The brother sister duo's school had started. They had enrolments, teachers and a sufficient temporary premises. Construction of a permanent building was being planned. It all seemed to be under control, and yet there was one person who saw through the calm. She understood that the sister needed someone trustworthy to shoulder the day to day responsibilities; someone who was truly dedicated to the cause and someone who could contribute to furthering the vision that is the foundation of the school. And so Shabri, as I would like to call her, volunteered her services. This is her story.
She got married as soon as she was of marriageable age. That she wanted to work and not enter matrimony was not understood by her parents. Not the one to cause friction when there could be other potential options, she agreed to get married. But with the one who now was her better half, she had a candid conversation. Not that home and family were less important but her desire to teach was strong and she requested his understanding. Her passion and honesty were easily understood and so he truly became the man behind a woman's dreams.

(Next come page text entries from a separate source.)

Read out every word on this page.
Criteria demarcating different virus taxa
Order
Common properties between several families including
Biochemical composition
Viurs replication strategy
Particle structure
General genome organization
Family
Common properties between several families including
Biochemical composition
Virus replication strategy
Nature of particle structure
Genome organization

She completed her teacher training and started to teach. They had two children who were brought up in a disciplined and value oriented environment. Her career continued on its path and so did the family life. It was a simple and complete kin. The children grew up, got married and by this time she had become a principal. All of them were proud of her, but none of this is extraordinary. This is the story of a number of families in India.
The true test came in mid 2016 when she retired. According to the government norms, once an employee crosses 60 they have to make way for the younger generation. This is when the brother sister duo's school had also commenced it's first year and seeing her friend's needs, Shabri decided to offer her services as a teacher in the school along with doing all that she could in the women's home. She asked for nothing in return!
The sister was stumped! Not because Shabri had offered her services but because offering those services meant that she would need to leave her family many many miles away and relocate to live in a village that offers the most basic life. There was no proper accommodation that the sister had to offer, after all she herself had decided to live in a make shift arrangement! And well a salary would not be what Shabri deserved! It was a wonder why had Shabri taken the decision and it was to be seen how her family would react.
When the day of reckoning came, the doctor husband turned to Shabri and asked her if this is what she truly wanted. The son asked her if they would see her at least during the summer holidays. Her answer to the first was affirmative and the second was a maybe, if her responsibilities permitted. She also asked if she could use her pension to support herself as she would not want to be a burden on the brother sister duo. Seeing her passion and determination, the husband relented yet again and not only agreed to her request on her pension but also said that his help in cash and kind would always be readily available. He helped her pack, loaded the vehicle that was going to take her far away and with tears in his eyes bid her adieu. The son and the daughter in law joined him in a tearful goodbye. But not once did they stop her; and so she is here at the school, devoting all her time and life to those who need her.
Calling her Shabri seems only fit. In Ramayana we read about the Shabri who decided that it was more appropriate if she ate any rotten fruit than any such fruit finding its way to Lord Ram's plate. So she tasted each fruit herself, discarding the spoilt or tasteless fruit and only giving the juicy ones to the Lord. Similarly, the Shabri of today has decided that it is only apt that she undertakes the challenges rather than her friend's noble mission suffering for the lack of a trustworthy person. She is putting in 15 hours of hard work in the school and the women's home every single day only so that goodness and greatness can reach the needy. Such selflessness - demonstrated by Shabri and the doctor, one cannot deny his contribution- is completely rare in today's times...
As I finish making my tea and start to wash the pot, I hear Shabri scolding me; another aunt worried that my cold will worsen if I wet my hands. Another elder telling me that I am not used to the winters of North India that have begun to set in and so I need to be careful. I tried, but I could not stop myself and I asked her why were there two standards of living - the easy one for me and the tough one for her. Her response was simple, " when you become a mother you will understand".
Will I ever understand these strong women; ladies who have lived tough lives on their own terms, pouring love and values into the lives of all those they have encountered? How can I even attempt to understand the sacrifices they have made, and yet have smiles that light up any room they walk into? Is it even right for me to think that I am capable of understanding them?
While I am contemplating all these ifs, the truth stares at me once again. I am face to face with a life that demonstrates that her happiness is thanks to the respect, trust and freedom of choice that she got. That she undertook struggles, because she had these all around her, empowering her. She provided for her family, strengthened in the knowledge that give and take are for everyone alike on this planet and not for once feeling victimised or oppressed when she was the giver. She has embarked on a new life, at this age, only because she knows that her beliefs have the understanding of the most important people in her life and that she is truly loved and empowered. What a wonderful world it would be, if we could all live her way. What a wonderful world it would be, if we could all understand the doctor's ways. What a wonderful world it would be if we could all have a little bit of love, respect and honest communication is all our lives; but that would mean that we also give as much as we want to take. I leave the school and this story in this humble acknowledgement.